From November 30 to December 1, municipal leaders from over 50 different cities worldwide convened to discuss each leader’s experiences dealing with anti-Semitism and other forms of bigotry to collaborate on new approaches to addressing these escalating issues.

Mayor Adams joined nearly a dozen other U.S. mayors at the summit. Cities such as Paris, Los Angeles, Richmond, Vienna, Albuquerque, Fort Lauderdale, and many more were represented.

The AP reported on Monday that Doug Emhoff, the husband of Vice President Kamala Harris, will host Jewish leaders on Wednesday to discuss a rise in anti-Semitism and efforts to fight hate in the United States.

Emhoff is the first Jewish person among the top four officials — the president, vice president and their spouses — in the executive branch of government, and he has become increasingly outspoken about growing bias toward adherents of the Jewish faith, and hate at large, in the U.S, the AP reported.

“It’s painful, it hurts,” Emhoff said Friday after he was asked about rising anti-Semitism during an appearance at the NewDEAL Leaders conference of state and local officials in Washington.

The AP reported that Emhoff, in his response at the conference, said he did not want this type of sentiment to “feel normal.”

“I don’t want people to think, ‘Well, it’s just words,’” he said, according to the AP report. “We have to all step up and speak out about this as leaders in your communities. So as long as I have this microphone, I’m going to keep speaking up, speaking out, and again, not just about anti-Semitism but about hatred and bringing everyone else together.”

“This is not OK. It’s not OK,” Emhoff continued. “We cannot be silent. We gotta push back. We gotta speak up. And we cannot make this normal. We cannot.”

“The roundtable will include leaders of Jewish organizations fighting anti-Semitism that represents the wide range of Jewish community from students to seniors, and including Reform, Conservative, and Orthodox denominations,” said White House Press Secretary Karine Jean-Pierre.

The discussion will host leaders from 13 Jewish organizations including the Anti-Defamation League (ADL), American Jewish Committee (AJC), and Jewish on Campus, as was reported by the Algemeiner.

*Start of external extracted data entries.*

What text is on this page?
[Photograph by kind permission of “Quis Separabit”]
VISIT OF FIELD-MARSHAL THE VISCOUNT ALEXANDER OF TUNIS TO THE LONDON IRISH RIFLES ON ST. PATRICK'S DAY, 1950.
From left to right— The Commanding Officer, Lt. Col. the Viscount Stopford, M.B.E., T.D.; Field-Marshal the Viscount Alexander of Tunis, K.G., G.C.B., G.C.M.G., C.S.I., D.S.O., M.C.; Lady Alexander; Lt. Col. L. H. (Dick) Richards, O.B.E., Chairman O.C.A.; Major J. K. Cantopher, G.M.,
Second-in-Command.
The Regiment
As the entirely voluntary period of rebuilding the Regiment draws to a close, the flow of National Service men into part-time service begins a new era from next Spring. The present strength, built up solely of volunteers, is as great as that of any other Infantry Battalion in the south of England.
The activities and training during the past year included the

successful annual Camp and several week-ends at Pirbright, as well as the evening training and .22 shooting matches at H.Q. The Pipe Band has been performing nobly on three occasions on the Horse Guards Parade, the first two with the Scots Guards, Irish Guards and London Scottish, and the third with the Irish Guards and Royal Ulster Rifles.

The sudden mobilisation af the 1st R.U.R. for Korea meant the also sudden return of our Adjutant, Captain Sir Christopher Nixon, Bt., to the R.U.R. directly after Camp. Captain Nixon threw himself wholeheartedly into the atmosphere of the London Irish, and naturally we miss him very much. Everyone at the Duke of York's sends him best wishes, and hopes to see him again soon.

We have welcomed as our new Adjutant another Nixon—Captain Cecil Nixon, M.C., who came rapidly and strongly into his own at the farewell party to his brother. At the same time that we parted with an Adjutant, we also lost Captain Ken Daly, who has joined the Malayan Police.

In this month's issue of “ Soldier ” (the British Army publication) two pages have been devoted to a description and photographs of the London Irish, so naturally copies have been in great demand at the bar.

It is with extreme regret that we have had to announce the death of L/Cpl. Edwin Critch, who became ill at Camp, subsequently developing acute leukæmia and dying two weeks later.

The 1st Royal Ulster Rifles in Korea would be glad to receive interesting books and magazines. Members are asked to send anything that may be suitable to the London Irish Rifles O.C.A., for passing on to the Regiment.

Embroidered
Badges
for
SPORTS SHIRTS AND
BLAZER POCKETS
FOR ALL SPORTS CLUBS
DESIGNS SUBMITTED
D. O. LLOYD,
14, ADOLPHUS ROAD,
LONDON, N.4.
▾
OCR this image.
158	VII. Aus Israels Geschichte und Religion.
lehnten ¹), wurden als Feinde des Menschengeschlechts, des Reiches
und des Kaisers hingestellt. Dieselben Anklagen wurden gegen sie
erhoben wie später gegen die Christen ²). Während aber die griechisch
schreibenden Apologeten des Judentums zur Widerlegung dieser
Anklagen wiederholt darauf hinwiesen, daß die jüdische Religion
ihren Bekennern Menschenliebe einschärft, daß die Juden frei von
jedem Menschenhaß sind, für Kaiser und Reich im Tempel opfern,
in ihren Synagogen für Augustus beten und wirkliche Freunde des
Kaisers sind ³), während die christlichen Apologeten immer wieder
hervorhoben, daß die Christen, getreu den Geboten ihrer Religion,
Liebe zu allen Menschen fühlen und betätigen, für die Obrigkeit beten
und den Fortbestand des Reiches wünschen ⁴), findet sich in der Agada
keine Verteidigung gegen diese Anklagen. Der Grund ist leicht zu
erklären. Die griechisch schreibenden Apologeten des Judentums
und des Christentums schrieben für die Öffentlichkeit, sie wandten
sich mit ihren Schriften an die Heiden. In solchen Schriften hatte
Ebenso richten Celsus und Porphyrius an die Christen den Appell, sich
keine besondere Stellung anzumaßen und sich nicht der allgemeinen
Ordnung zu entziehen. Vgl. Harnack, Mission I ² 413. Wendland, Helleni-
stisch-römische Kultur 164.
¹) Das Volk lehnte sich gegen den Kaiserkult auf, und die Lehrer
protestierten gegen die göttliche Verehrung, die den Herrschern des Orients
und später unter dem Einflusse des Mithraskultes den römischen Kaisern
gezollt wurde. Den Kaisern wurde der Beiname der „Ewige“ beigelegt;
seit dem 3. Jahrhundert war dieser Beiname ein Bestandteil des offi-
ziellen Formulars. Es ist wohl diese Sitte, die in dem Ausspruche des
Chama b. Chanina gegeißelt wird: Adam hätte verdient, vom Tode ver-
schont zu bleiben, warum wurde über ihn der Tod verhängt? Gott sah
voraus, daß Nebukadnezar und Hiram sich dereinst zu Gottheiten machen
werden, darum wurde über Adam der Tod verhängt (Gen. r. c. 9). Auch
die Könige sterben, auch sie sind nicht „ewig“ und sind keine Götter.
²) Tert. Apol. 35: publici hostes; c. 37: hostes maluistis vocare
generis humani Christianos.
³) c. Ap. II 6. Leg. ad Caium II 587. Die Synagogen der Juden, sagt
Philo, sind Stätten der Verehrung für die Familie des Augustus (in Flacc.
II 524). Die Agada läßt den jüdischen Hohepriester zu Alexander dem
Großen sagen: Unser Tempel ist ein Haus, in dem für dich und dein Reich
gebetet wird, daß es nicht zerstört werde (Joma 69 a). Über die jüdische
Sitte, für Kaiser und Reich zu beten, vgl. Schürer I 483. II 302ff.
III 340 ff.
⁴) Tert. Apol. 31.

President Biden is not expected to attend the meeting, the Algemeiner reported. Biden recently spoke out against anti-Semitism in response to Kanye West’s anti-Semitic media rants following his dinner at Mar-a-Lago with former President Donald Trump. “The Holocaust happened. Hitler was a demonic figure. And instead of giving it a platform, our political leaders should be calling out and rejecting anti-Semitism wherever it hides,” Biden wrote, as was reported by the Algemeiner.